But such an education, I hasten to add, is not the thing itself. And let’s be clear: liberal education, like silence, is not up for redefinition. Consciousness-raising such as you see on campuses today won’t cut it. What we need, among many other changes, is to give a real version of liberal education a chance. And we must scrap forthwith all the BS versions of it that thrive in the age of academic departments and pseudo-disciplines that end in the word “studies,” where protesting has replaced paper-writing and slogans have replaced sentences—the kinds of slogans that end up on yard signs. And we should include wit in this real version.

And believe it or not I have come round at last to charity. But again: I speak of liberal education as a vehicle of charity, not as charity itself, for, as Cardinal Newman once said, what a liberal education makes is not a Christian but a gentleman.

It is well to be a gentlemen, [he said], it is well to have a cultivated intellect, a delicate taste, a candid, equitable, dispassionate mind, a noble and courteous bearing in the conduct of life;—these are the connatural qualities of a large knowledge; they are the objects of a University…; but still, I repeat, they are no guarantee for sanctity or even for conscientiousness … 

I interject to clarify: smarts don’t cut it. Newman goes on to say that when you can quarry granite rock with razors or tie a vessel to a dock with a thread of silk, then you may “hope with such keen and delicate instruments as human knowledge and human reason to contend against those giants, the passion and the pride of man.”

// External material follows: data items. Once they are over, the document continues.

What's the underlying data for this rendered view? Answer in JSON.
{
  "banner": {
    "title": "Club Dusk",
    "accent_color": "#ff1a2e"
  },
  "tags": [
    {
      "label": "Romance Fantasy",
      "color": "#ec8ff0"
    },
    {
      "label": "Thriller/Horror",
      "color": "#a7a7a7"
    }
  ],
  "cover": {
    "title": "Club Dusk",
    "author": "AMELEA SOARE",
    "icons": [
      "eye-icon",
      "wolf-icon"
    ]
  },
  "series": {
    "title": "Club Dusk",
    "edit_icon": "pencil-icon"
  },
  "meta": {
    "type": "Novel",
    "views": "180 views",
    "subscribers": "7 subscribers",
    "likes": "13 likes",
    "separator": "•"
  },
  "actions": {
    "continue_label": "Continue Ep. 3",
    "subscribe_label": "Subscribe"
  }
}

In other words, knowledge and reason are no match for our gargantuan vices. The giants passion and pride cannot be held at bay by the ignorance that prevails in public discourse and certainly not by the bluster it hides behind. Wit as I have used it is useful, but again only as handmaiden to the charity a genuine liberal arts education is not the source but the vehicle of.

[A real liberal arts education, Newman said] is the great ordinary means to a great but ordinary end; it aims at raising the intellectual tone of society, at cultivating the public mind, at purifying the national taste, at supplying true principles to popular enthusiasm and fixed aims to popular aspiration, at giving enlargement and sobriety to the ideas of the age, at facilitating the exercise of political power, and refining the intercourse of private life. It is the education which gives a man a clear conscious view of his own opinions and judgments, a truth in developing them, an eloquence in expressing them, and a force in urging them. It teaches him to see things as they are, to go right to the point, to disentangle a skein of thought, to detect what is sophistical, and to discard what is irrelevant. It prepares him to fill any post with credit, and to master any subject with facility. It shows him how to accommodate himself to others, how to throw himself into their state of mind, how to bring before them his own, how to influence them, how to come to an understanding with them, how to bear with them. He is at home in any society, he has common ground with every class…; he knows when to be serious and when to trifle, and he has a sure tact which enables him to trifle with gracefulness and to be serious with effect…. He has a gift which serves him in public, and supports him in retirement, without which good fortune is but vulgar, and with which failure and disappointment have a charm. The art which tends to make a man all this, is in the object which it pursues as useful as the art of wealth or the art of health …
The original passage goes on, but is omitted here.